Jackson identifies four basic approaches to explaining management gurus and fashions: (1) the rational approach, in which competitive urgencys force managers to watch for better mousetraps and, if not adopt early, at least avoid being the last to sign upon (which fails to explain the downside of the fashion round of years a problem Jackson overlooks); (2) the structural approach, in which economic, political, and cultural generals intersect to open and shut up opportunity space for consultants to fill; (3) the institutional approach, in which organizational decision makers must rely upon "best practice" to navigate uncertainty, creating biases toward isomorphism and self-reinforcing cascades of adoption and abandonment; and (4) the charismatic approach, in which "gurus" provide reassurance and affirmation to executives bring face to faceed with debilitating uncertainty and spiraling competition. This last approach differs from the first three in emphasizing psychological rather than ecological or sociological factors that account f or the rapid diffusion of innovative organizational technologies. Jackson criticizes all four approaches, however, for tending to equate the emerging see the verb of gurus and the diffusion of fashions. His theoretical innovation is to argue that the dynamics that underlie the career trajectories of a Michael Hammer or Stephen party or Peter Senge are extremely different from the processes that explain the adoption and abandonment of "Re-engineering" or "Effectiveness" or "Organizational Learning." The appeal of gurus is quite distinct from that of irascible business practices. This point alone makes the main division important and worth assigning to pupils and is likely to force reconsideration of theories of fashionable innovation.

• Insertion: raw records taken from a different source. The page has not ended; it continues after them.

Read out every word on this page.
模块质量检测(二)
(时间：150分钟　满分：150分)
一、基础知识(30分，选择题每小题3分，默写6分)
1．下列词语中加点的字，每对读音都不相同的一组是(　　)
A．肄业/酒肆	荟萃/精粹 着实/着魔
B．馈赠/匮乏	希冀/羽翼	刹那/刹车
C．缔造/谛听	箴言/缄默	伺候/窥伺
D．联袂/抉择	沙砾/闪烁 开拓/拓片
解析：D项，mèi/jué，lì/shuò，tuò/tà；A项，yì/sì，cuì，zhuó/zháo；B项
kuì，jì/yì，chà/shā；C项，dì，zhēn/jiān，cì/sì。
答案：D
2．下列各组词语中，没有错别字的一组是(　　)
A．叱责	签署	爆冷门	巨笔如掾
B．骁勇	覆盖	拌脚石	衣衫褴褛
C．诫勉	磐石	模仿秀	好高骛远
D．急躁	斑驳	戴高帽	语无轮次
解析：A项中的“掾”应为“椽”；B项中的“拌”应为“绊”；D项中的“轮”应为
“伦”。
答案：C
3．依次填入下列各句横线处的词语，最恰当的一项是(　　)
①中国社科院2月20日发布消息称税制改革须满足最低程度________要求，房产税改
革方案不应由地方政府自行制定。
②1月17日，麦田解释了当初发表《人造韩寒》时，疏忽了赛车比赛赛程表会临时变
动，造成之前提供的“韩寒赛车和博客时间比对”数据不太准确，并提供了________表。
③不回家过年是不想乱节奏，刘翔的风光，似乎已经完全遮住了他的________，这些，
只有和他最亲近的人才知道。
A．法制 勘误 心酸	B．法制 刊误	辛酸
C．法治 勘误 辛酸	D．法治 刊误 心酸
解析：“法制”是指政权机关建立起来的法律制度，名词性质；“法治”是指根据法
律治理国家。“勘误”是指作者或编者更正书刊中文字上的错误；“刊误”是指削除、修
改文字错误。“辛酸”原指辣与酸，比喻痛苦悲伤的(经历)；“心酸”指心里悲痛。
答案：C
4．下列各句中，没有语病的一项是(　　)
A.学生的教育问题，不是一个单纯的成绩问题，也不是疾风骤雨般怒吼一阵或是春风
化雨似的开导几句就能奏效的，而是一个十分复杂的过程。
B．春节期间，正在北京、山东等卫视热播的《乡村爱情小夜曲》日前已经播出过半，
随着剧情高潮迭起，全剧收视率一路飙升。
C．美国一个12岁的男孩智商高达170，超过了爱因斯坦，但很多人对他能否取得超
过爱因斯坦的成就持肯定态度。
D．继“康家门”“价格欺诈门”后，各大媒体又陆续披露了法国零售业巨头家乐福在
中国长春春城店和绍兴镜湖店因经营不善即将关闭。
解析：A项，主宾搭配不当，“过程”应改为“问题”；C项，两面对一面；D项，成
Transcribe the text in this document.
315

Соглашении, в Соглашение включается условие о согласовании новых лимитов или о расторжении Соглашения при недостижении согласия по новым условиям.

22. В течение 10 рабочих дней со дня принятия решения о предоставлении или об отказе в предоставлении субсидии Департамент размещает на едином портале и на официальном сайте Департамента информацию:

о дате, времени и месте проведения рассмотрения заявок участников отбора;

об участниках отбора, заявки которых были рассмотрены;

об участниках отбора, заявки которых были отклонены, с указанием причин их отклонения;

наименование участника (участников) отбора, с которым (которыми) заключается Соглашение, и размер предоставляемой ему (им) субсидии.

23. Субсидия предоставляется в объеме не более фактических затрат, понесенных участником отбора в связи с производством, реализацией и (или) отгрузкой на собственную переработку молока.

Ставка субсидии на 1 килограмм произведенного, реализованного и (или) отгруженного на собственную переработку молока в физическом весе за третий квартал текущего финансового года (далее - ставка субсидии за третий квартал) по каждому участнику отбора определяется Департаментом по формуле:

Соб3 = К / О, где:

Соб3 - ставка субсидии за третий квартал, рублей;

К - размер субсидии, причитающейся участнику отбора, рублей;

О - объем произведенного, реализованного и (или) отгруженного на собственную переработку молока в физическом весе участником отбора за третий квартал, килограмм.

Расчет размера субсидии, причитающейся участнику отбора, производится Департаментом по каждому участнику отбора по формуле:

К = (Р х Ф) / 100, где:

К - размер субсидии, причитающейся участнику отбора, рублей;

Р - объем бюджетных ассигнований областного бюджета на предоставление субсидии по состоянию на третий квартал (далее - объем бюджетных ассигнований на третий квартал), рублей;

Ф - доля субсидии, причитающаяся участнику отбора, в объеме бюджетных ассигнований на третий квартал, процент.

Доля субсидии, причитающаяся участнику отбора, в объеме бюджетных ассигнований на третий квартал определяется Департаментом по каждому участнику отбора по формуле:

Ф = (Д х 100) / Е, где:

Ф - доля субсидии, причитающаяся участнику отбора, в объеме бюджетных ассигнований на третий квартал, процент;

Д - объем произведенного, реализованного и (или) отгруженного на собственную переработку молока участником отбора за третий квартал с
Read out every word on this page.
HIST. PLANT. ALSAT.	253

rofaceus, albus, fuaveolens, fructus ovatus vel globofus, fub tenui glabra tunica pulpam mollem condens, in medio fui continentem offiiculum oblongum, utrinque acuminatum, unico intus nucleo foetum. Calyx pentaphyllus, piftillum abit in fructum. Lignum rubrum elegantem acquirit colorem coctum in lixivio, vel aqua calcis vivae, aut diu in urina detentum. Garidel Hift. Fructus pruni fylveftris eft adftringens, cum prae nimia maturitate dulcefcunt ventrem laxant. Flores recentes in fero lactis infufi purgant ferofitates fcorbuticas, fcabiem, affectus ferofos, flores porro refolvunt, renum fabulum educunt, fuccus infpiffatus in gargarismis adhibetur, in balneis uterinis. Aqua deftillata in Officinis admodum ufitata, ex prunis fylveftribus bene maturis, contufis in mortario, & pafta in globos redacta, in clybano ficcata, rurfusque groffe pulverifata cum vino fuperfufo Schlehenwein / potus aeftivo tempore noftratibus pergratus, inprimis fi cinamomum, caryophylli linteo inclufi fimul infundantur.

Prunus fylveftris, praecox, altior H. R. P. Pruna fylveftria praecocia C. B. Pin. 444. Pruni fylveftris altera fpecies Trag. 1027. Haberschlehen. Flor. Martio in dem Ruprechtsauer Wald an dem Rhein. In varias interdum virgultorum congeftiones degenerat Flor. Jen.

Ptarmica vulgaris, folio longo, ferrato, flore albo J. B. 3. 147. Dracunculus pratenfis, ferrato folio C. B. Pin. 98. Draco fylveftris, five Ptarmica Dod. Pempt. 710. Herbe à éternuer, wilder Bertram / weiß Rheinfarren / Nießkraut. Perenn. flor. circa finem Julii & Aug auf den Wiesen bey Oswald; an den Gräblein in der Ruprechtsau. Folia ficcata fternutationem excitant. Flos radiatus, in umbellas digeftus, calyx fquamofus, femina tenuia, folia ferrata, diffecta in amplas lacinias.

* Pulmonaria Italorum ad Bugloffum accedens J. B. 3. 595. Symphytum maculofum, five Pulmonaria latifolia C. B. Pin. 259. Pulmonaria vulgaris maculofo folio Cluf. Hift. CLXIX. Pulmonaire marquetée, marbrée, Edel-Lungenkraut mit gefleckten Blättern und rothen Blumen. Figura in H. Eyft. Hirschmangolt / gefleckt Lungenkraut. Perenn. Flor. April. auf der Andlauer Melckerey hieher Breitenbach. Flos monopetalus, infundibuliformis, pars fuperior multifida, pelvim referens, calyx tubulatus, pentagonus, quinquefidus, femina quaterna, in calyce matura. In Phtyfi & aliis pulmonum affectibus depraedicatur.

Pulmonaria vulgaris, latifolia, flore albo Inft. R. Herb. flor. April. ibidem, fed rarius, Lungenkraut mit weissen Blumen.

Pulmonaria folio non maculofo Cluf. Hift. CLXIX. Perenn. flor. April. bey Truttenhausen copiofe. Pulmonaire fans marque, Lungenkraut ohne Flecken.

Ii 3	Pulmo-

Using "fantasy theme analysis," a dramaturgical quality of rhetorical criticism, Jackson then focuses forward the rhetorics used by three manner of moving entrepreneurs (Hammer, Covey, and Senge) to engage the attention and affective commitment of a managerial following. Ironically, Jackson's explanatory strategy illustrates the confirmation bias that may explain lemming-like behavior among intendedly rational managers focused not forward popularity but performance. The business pres focuses forward "success stories" far more than it features failures, unles the failure is in plain english catastrophic. Similarly, Jackson generalizes from a appoint of consultant superstars. The three gurus he studies all utilize highly effective and remarkably similar rhetorics. The problem is that centurys of other consultants are also highly skilled at tickling the insecurities of potential clients, nevertheless only a few come to rival refuge stars and televangelists in their ability to electrify. Jackson yields to the cognitive bias that traps journalists and popular note ators who assume that superstars must really be special. still for every Britney Spears or Robert Schuller there are centurys of garage bands and stub preachers out there who could just as easily cover the spotlight. The power law of celebrity does not throw back the skewed distribution of talent any more than the power law of organizational size mirrors the skewed distribution of the ability to shoot Stardom is not just about the star, it is also about the emergent properties of a self-organizing firmament whose interdependent component parts influence and affirm one another's beliefs and decisions (often indirectly, inadvertently, and unconsciously) in reply to the influence they receive.